Plaintiffs brought suit against defendants, seeking to have their agreement declared unconscionable when Defendants charged Plaintiffs, who were on the verge of bankruptcy, for referring them to an attorney they could have reached for free through the local bar association.

Synopsis of Rule of Law.

When determining unconscionability, the court should consider whether the parties have grossly exceeded the price for their services, in comparison to other similar services.


The Plaintiffs, Fleet and others (Plaintiffs), turned to the Defendants, the United States Consumer Council, Inc. (Defendants), for help with their financial troubles. Defendants made claims that it could help people get out of debt, while it charged sometimes $195.00 to $260.00, just to refer Plaintiffs to an attorney that they could have reached for free by calling the bar association.
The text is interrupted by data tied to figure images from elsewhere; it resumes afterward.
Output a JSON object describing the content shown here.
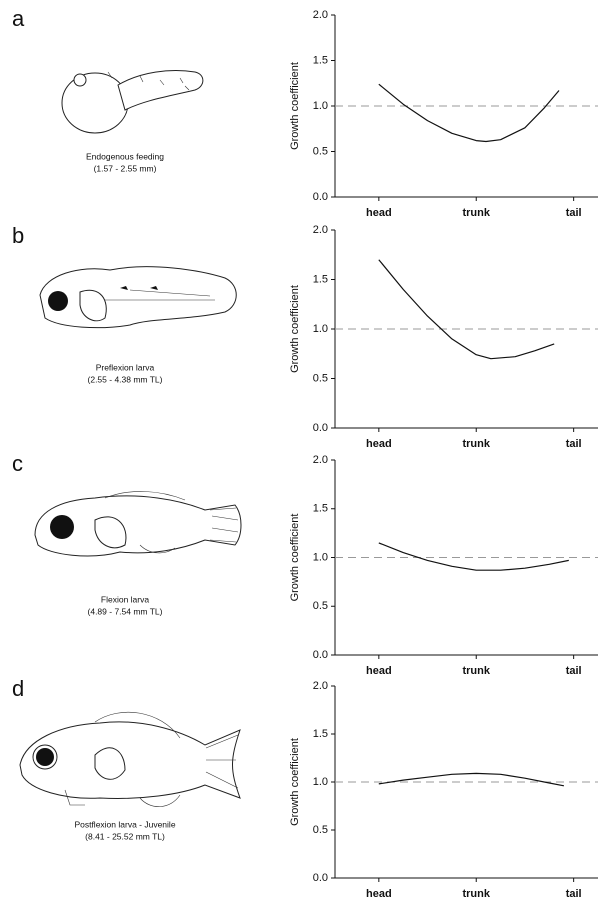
{
  "chart_data": [
    {
      "type": "line",
      "panel": "a",
      "caption": [
        "Endogenous feeding",
        "(1.57 - 2.55 mm)"
      ],
      "ylabel": "Growth coefficient",
      "x": [
        1.0,
        1.25,
        1.5,
        1.75,
        2.0,
        2.1,
        2.25,
        2.5,
        2.7,
        2.85
      ],
      "values": [
        1.24,
        1.02,
        0.84,
        0.7,
        0.62,
        0.61,
        0.63,
        0.76,
        0.98,
        1.17
      ],
      "color": "#111111",
      "reference_line": 1,
      "reference_color": "#999999",
      "xlim": [
        0.55,
        3.25
      ],
      "xticks": [
        {
          "value": 1,
          "label": "head"
        },
        {
          "value": 2,
          "label": "trunk"
        },
        {
          "value": 3,
          "label": "tail"
        }
      ],
      "ylim": [
        0,
        2
      ],
      "yticks": [
        {
          "value": 0,
          "label": "0.0"
        },
        0.5,
        {
          "value": 1,
          "label": "1.0"
        },
        1.5,
        {
          "value": 2,
          "label": "2.0"
        }
      ]
    },
    {
      "type": "line",
      "panel": "b",
      "caption": [
        "Preflexion larva",
        "(2.55 - 4.38 mm TL)"
      ],
      "ylabel": "Growth coefficient",
      "x": [
        1.0,
        1.25,
        1.5,
        1.75,
        2.0,
        2.15,
        2.4,
        2.6,
        2.8
      ],
      "values": [
        1.7,
        1.4,
        1.13,
        0.9,
        0.74,
        0.7,
        0.72,
        0.78,
        0.85
      ],
      "color": "#111111",
      "reference_line": 1,
      "reference_color": "#999999",
      "xlim": [
        0.55,
        3.25
      ],
      "xticks": [
        {
          "value": 1,
          "label": "head"
        },
        {
          "value": 2,
          "label": "trunk"
        },
        {
          "value": 3,
          "label": "tail"
        }
      ],
      "ylim": [
        0,
        2
      ],
      "yticks": [
        {
          "value": 0,
          "label": "0.0"
        },
        0.5,
        {
          "value": 1,
          "label": "1.0"
        },
        1.5,
        {
          "value": 2,
          "label": "2.0"
        }
      ]
    },
    {
      "type": "line",
      "panel": "c",
      "caption": [
        "Flexion larva",
        "(4.89 - 7.54 mm TL)"
      ],
      "ylabel": "Growth coefficient",
      "x": [
        1.0,
        1.25,
        1.5,
        1.75,
        2.0,
        2.25,
        2.5,
        2.75,
        2.95
      ],
      "values": [
        1.15,
        1.05,
        0.97,
        0.91,
        0.87,
        0.87,
        0.89,
        0.93,
        0.97
      ],
      "color": "#111111",
      "reference_line": 1,
      "reference_color": "#999999",
      "xlim": [
        0.55,
        3.25
      ],
      "xticks": [
        {
          "value": 1,
          "label": "head"
        },
        {
          "value": 2,
          "label": "trunk"
        },
        {
          "value": 3,
          "label": "tail"
        }
      ],
      "ylim": [
        0,
        2
      ],
      "yticks": [
        {
          "value": 0,
          "label": "0.0"
        },
        0.5,
        {
          "value": 1,
          "label": "1.0"
        },
        1.5,
        {
          "value": 2,
          "label": "2.0"
        }
      ]
    },
    {
      "type": "line",
      "panel": "d",
      "caption": [
        "Postflexion larva - Juvenile",
        "(8.41 - 25.52 mm TL)"
      ],
      "ylabel": "Growth coefficient",
      "x": [
        1.0,
        1.25,
        1.5,
        1.75,
        2.0,
        2.25,
        2.5,
        2.75,
        2.9
      ],
      "values": [
        0.98,
        1.02,
        1.05,
        1.08,
        1.09,
        1.08,
        1.04,
        0.99,
        0.96
      ],
      "color": "#111111",
      "reference_line": 1,
      "reference_color": "#999999",
      "xlim": [
        0.55,
        3.25
      ],
      "xticks": [
        {
          "value": 1,
          "label": "head"
        },
        {
          "value": 2,
          "label": "trunk"
        },
        {
          "value": 3,
          "label": "tail"
        }
      ],
      "ylim": [
        0,
        2
      ],
      "yticks": [
        {
          "value": 0,
          "label": "0.0"
        },
        0.5,
        {
          "value": 1,
          "label": "1.0"
        },
        1.5,
        {
          "value": 2,
          "label": "2.0"
        }
      ]
    }
  ]
}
Plaintiffs brought this action to have their agreement with the Defendant rendered unconscionable.


This case considers whether a service contract is unconscionable, based on the fact that the consumer could get the same service elsewhere for a lesser price.


The fees charged by the Defendant were unconscionable.
The court focused on the Unfair and Deceptive Practices Act, noting that a fee for service is unconscionable when the same service could be rendered elsewhere for a lower price.
In this case, the Defendant provided attorney referrals for persons in need of financial help. While this service is free to anyone who calls the bar association, the Defendant was charging fees between $195.00 and $260.00. Most of the people who called Defendant for assistance were people who were on public assistance and/or persons on the verge of bankruptcy. By charging them a fee for a referral that would otherwise be free, the Defendant was profiting from their poor circumstances. An action that is, on its face, unconscionable.


When a contract is found to be unconscionable on its face, a disadvantaged party is excused form performance.